Italia Oggi sottolinea in ogni caso che “tale pratica è proibita dalle direttive Ue ed è probabilmente contraria alle regole Ocse sullo scambio dati. Infatti, qualsiasi tipo di accordo fiscale, anche se non legalmente vincolante, deve essere scambiato con le altre autorità fiscali” e non può ricevere intermediazioni informali. In sostanza, l’accusa al Lussemburgo è che il Granducato starebbe riciclando la sua immagine semplicemente facendo entrare dalla porta di servizio ciò che prima veniva fatto entrare dall’ingresso principale: i miliardi di euro delle compagnie che inseguono condizioni fiscali più utili alle loro priorità di business e sfruttano i numerosi accordi sul blocco della doppia tassazione che uniscono i Paesi Ue, al cui interno si vanno formando veri e propri paradisi fiscali.

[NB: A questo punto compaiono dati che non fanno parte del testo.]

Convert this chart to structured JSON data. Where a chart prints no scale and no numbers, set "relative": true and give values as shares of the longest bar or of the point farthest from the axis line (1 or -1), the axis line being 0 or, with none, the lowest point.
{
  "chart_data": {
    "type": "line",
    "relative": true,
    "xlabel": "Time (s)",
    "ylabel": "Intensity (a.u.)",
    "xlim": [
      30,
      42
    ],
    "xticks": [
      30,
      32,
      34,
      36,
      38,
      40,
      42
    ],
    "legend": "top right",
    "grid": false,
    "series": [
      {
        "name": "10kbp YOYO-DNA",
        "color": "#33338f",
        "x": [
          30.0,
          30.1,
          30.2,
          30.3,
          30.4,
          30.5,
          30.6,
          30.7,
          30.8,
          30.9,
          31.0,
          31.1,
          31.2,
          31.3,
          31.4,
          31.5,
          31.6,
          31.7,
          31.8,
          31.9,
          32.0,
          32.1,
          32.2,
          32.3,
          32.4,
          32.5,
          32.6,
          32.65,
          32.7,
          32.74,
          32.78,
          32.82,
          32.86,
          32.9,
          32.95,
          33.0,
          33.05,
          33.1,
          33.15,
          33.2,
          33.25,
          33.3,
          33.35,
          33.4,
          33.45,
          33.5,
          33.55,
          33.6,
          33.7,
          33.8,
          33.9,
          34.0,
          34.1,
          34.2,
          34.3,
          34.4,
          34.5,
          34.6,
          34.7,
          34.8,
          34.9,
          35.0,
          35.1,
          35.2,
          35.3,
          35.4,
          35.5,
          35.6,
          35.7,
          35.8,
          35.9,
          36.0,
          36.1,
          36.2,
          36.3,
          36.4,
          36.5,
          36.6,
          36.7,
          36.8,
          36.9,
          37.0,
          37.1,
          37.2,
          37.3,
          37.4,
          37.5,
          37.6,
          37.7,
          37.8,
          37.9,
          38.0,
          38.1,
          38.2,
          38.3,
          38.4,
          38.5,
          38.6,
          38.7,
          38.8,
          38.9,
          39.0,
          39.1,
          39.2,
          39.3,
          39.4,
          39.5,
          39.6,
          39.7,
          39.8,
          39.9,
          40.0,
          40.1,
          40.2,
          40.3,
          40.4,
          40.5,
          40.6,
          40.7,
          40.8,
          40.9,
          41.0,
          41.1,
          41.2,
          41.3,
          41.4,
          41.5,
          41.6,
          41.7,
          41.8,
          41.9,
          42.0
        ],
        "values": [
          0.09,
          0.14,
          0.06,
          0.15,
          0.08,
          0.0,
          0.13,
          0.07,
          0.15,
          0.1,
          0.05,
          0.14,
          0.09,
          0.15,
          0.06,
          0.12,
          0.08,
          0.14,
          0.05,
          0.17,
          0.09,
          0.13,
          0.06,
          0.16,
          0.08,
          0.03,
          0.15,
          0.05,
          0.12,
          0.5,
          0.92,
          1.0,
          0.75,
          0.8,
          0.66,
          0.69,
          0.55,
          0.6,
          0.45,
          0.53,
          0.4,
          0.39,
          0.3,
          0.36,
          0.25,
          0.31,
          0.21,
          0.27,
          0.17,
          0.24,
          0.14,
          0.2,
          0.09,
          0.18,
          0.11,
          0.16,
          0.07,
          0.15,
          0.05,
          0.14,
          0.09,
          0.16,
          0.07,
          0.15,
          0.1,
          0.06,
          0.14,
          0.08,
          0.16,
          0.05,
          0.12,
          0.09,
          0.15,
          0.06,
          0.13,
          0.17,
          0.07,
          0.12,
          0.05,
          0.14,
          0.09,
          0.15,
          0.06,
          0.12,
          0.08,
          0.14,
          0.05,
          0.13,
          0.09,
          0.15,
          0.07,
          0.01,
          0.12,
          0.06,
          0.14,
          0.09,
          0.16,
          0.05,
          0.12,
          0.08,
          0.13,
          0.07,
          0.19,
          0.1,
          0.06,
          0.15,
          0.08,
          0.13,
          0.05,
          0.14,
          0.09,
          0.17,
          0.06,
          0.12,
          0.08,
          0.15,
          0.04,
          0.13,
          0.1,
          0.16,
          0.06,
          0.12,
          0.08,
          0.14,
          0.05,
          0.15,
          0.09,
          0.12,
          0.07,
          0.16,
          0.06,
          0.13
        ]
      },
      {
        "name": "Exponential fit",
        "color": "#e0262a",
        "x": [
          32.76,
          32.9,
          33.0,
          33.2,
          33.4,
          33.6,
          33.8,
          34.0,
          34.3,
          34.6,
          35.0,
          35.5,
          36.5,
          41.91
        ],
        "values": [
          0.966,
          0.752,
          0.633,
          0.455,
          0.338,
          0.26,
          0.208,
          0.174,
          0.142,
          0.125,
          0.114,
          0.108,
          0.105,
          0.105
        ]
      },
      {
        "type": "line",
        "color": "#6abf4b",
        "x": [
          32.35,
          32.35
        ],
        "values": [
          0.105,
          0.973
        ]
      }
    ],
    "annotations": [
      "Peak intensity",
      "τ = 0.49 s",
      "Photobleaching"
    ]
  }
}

I paradisi fiscali interni all’Europa, che hanno il loro epicentro nel Lussemburgo, nell’Irlanda e nell’Olanda, rappresentano un fattore di destabilizzazione economica e politica del Vecchio Continente. L’utilizzo dei favoritismi fiscali come arma di competizione economica drena risorse da Paesi basati su economie maggiormente orientate all’industria e alla trasformazione. L’Italia, per fare un paragone, nel campo degli utili d’impresa applica un’aliquota del 28% che scende al 26,9% nel caso limite di massimi sconti fiscali. Il Lussemburgo è il vero campione in materia di deduzioni, presentando un’aliquota che dal 26 può crollare fino allo 0,3%. Nel giugno 2020 in una audizione alla Camera dei Deputati, il presidente di AgCom Roberto Rustichelli ha sottolineato che “la concorrenza fiscale sleale genera evidenti vantaggi per taluni Paesi: il Lussemburgo, paese di circa 600 mila abitanti, è in grado di raccogliere imposte sulle società pari al 4,5% del PIL, a fronte del 2% dell’Italia”. Impietoso il confronto sugli investimenti esteri, che il Granducato attira per un valore pari al 5.760% del Pil contro il 19% nazionale.
Come qualificare se non come veri e propri furti al resto d”Europa queste pratiche? Nell’era del Covid-19 la pratica della concorrenza sleale in materia fiscale è di rilevanza globale. E la presenza di Paesi che esplicitamente barano cercando l’abboccamento con le multinazionali per drenare risorse dagli erari degli altri Stati è un fattore di perturbazione dell’equilibrio politico ed economico che può pesare sulle prospettive di ripresa del Vecchio Continente. La fiscalità allegra del Lussemburgo è forse la peggiore eredità lasciata da Jean-Claude Juncker all’Europa, anche più della sfiducia generata verso l’Unione e dei disastri compiuti in cinque anni di presidenza della Commissione: la sua istituzione ha generato un contesto pericoloso e competitivo di tutti contro tutti. In mezzo a cui gioca chi facilmente mette uno Stato contro l’altro per inseguire regimi di tassazione più favorevoli.